DIRECTOR: Pedro Morelli
The Brazilian prison drama has grit but no character motivations.
The series is set in mid-’90s São Paulo and follows an overachieving attorney, Cristina (Costa), who discovers that her long-lost brother Edson (Jorge) is imprisoned. A petty thief on the outside, Edson now leads a growing criminal faction known as the “Brotherhood.” Forced to work against her brother as an informant, Cristina infiltrates the dangerous group, with each encounter forcing her to further question her assumptions of justice.

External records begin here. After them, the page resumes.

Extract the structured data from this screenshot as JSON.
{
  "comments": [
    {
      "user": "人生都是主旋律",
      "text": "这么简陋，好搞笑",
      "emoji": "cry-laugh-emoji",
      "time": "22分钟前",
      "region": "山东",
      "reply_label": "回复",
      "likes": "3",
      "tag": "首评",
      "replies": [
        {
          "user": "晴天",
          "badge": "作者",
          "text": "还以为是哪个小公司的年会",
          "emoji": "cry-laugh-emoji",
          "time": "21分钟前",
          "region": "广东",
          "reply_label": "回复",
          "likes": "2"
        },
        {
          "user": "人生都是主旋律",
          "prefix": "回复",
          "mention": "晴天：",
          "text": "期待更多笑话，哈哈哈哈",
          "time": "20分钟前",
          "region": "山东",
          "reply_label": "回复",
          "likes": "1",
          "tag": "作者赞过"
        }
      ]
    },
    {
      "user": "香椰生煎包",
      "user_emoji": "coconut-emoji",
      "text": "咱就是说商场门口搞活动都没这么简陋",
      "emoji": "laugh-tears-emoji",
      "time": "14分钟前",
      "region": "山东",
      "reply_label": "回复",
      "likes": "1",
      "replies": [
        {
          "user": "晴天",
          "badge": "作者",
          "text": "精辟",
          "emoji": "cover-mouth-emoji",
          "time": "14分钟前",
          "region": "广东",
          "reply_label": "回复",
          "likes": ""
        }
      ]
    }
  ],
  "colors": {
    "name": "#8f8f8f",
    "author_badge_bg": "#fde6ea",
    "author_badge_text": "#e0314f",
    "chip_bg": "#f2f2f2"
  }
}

Brotherhood mentions imprisoned drug lord Marcos Willians Herbas Camacho, also known as Marcola, which frames the series. As the current leader of the Primeiro Comando da Capital (PCC), a Brazilian criminal organization and prison gang, Marcola has been able to maintain some control of his outside business despite currently serving 234 years behind bars. However, his useless name-check serves more as an influence on Edson’s evolving character than any real story development.
Cristina aspires to rescue Edson from his suffering in prison. The show could have used this plot to take a deep dive into the economic and racial aspects of the Brazilian (and global) carceral system. But Brotherhood has trouble even developing sound rationale for its characters.
For example, Cristina’s progression is entirely absurd. Aside from the fact that her brother—whom she hasn’t seen in years— is in prison, she never comes up with a solid reason for her actions. Almost none of the characters’ motivations make sense, and the show subsequently devolves into a nonsensical, dreary slog.
Brotherhood eventually (and curiously) gets to its point about the prevalence of intra-prison crime versus the rehabilitation promised by the criminal justice system. Jorge and Pedro Wagner (who plays Carniça) carry the series with performances that should earn plenty of critical accolades. The inherently gritty season climaxes in an explosive ending that has no logical reason to occur. Despite its warts, Brotherhood is an intermittently compelling drama. You could watch the first episode, skip the middle, and get out the popcorn for the last two.